A few weeks ago I watched a special on Netflix called The Push. The premise of this social experiment is this: can an ordinary person be coerced to kill someone in 90 minutes? The entire situation is scripted and directed with actors, props, special effects, and filmed with hidden cameras. Dozens of people were involved in the social experiment but only the subject was unaware of the goal. Starting with small compromises the subject of the experiment is influenced with peer pressure and strong suggestions that were less than moral. This social experiment was conducted five times, only one person refused the final “push” to take a life. 

When I read of Abram and Sarai’s journey to Egypt in Genesis 12:10-20, my thoughts were of principles. Principles are foundational to our character. We should not violate them for any reason. I wonder why Abram would trust his own cunning over God’s protection.
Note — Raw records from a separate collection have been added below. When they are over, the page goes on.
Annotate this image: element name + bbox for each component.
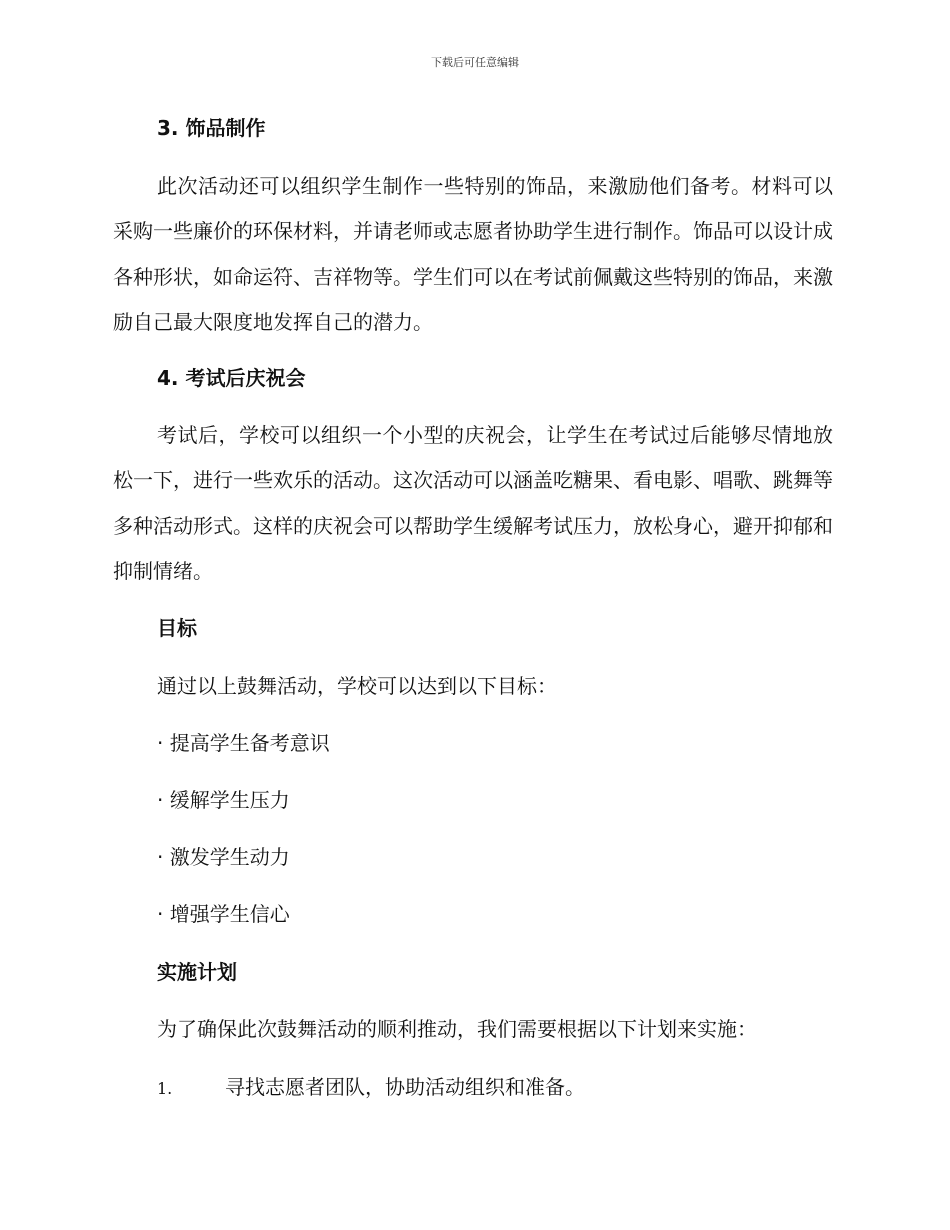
goal-item: · 增强学生信心	[157, 902, 290, 926]
plan-item-text: 寻找志愿者团队，协助活动组织和准备。	[225, 1075, 585, 1099]
plan-intro: 为了确保此次鼓舞活动的顺利推动，我们需要根据以下计划来实施：	[157, 1017, 757, 1041]
section-4-heading: 4. 考试后庆祝会	[157, 366, 306, 390]
section-3-paragraph: 此次活动还可以组织学生制作一些特别的饰品，来激励他们备考。材料可以采购一些廉价的环保材料，并请老师或志愿者协助学生进行制作。饰品可以设计成各种形状，如命运符、吉祥物等。学生们可以在考试前佩戴这些特别的饰品，来激励自己最大限度地发挥自己的潜力。	[113, 174, 833, 334]
section-3-heading: 3. 饰品制作	[157, 116, 266, 140]
page-header: 下载后可任意编辑	[431, 56, 519, 69]
goals-heading: 目标	[157, 616, 197, 640]
plan-list-item	[157, 1073, 585, 1103]
goal-item: · 激发学生动力	[157, 845, 290, 869]
goal-item: · 提高学生备考意识	[157, 731, 330, 755]
plan-heading: 实施计划	[157, 960, 237, 984]
section-4-paragraph: 考试后，学校可以组织一个小型的庆祝会，让学生在考试过后能够尽情地放松一下，进行一些欢乐的活动。这次活动可以涵盖吃糖果、看电影、唱歌、跳舞等多种活动形式。这样的庆祝会可以帮助学生缓解考试压力，放松身心，避开抑郁和抑制情绪。	[113, 423, 833, 583]
goals-intro: 通过以上鼓舞活动，学校可以达到以下目标：	[157, 674, 557, 698]
plan-item-number: 1.	[157, 1079, 173, 1098]
goal-item: · 缓解学生压力	[157, 788, 290, 812]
God had just directed Abram towards the Promised Land with this assurance, “And I will make of you a great nation, and I will bless you and make your name great, so that you will be a blessing. I will bless those who bless you, and him who dishonors you I will curse, and in you all the families of the earth shall be blessed” (Genesis 12:2-3). Much like ourselves, Abram’s focus on God’s impending blessings was quickly lost. He let the situation be more important than God’s will. 

God’s faithfulness to His promise shines in this story. God promised Abram and Sarai’s offspring would be too numerous to count. When Abram gave up his wife for his safety, God orchestrated a reunion so they could one day receive the promised blessing. Once again we see that God can not be caught off guard and His plan can not be distorted by our failures.

Are your principles set in stone? If someone asks you to lie, cheat, steal, or kill will you be ready to answer? Make the Christ-like choice and let God sort it out. It is much worse to offend God than man.